Übernahmepläne und politische Herausforderungen
Die Hamburger Reederei Hapag-Lloyd plant die Übernahme des israelischen Wettbewerbers ZIM für 4,2 Milliarden Dollar, wofür der Aufsichtsrat bereits zugestimmt hat. Allerdings muss der israelische Staat noch zustimmen, da er über eine Vetoklausel verfügt, was politisch heikel ist, insbesondere weil arabische Staatsfonds zu den Anteilseignern von Hapag-Lloyd gehören und israelische Sicherheitskreise dies mit Sorge betrachten.

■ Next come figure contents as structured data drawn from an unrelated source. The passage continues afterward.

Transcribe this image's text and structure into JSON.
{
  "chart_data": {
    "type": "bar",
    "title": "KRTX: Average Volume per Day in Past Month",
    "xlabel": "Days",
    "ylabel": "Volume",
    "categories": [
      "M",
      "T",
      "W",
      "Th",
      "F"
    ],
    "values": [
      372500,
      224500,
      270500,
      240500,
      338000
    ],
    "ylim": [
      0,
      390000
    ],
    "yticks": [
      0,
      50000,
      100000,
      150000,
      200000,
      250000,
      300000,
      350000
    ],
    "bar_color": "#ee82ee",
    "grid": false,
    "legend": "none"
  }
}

Strategische und marktliche Auswirkungen
Durch die Übernahme würde Hapag-Lloyd, die fünftgrößte Reederei weltweit, ZIM als zehntgrößte Reederei einverleiben und damit die Flotte auf über 400 Schiffe erweitern. Analysten sehen dies als strategische Investition, um Kapazitäten schnell auszubauen und den weltweiten Marktanteil von sieben auf knapp neun Prozent zu erhöhen, obwohl Werften kurzfristig nicht genug neue Schiffe liefern können.

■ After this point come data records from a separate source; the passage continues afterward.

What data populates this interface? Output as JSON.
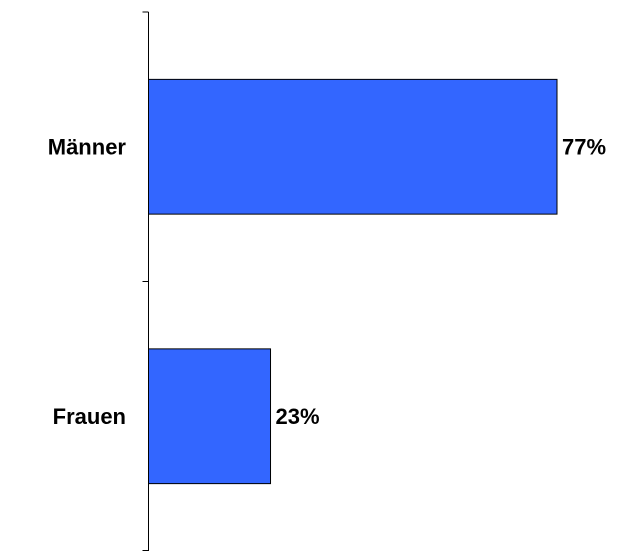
{
  "chart_data": {
    "type": "bar",
    "orientation": "horizontal",
    "categories": [
      "Männer",
      "Frauen"
    ],
    "values": [
      77,
      23
    ],
    "value_labels": [
      "77%",
      "23%"
    ],
    "color": "#3366ff"
  }
}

Widerstand und Börsenreaktionen
Der Betriebsrat von ZIM äußerte Sicherheitsbedenken und rief zum Streik auf, da er in die Entscheidung nicht eingebunden wurde. An den Börsen reagierten die Aktien unterschiedlich: Die Hapag-Aktie fiel um bis zu sieben Prozent, während die ZIM-Aktie um über 40 Prozent stieg, was die Marktreaktionen auf die Pläne widerspiegelt.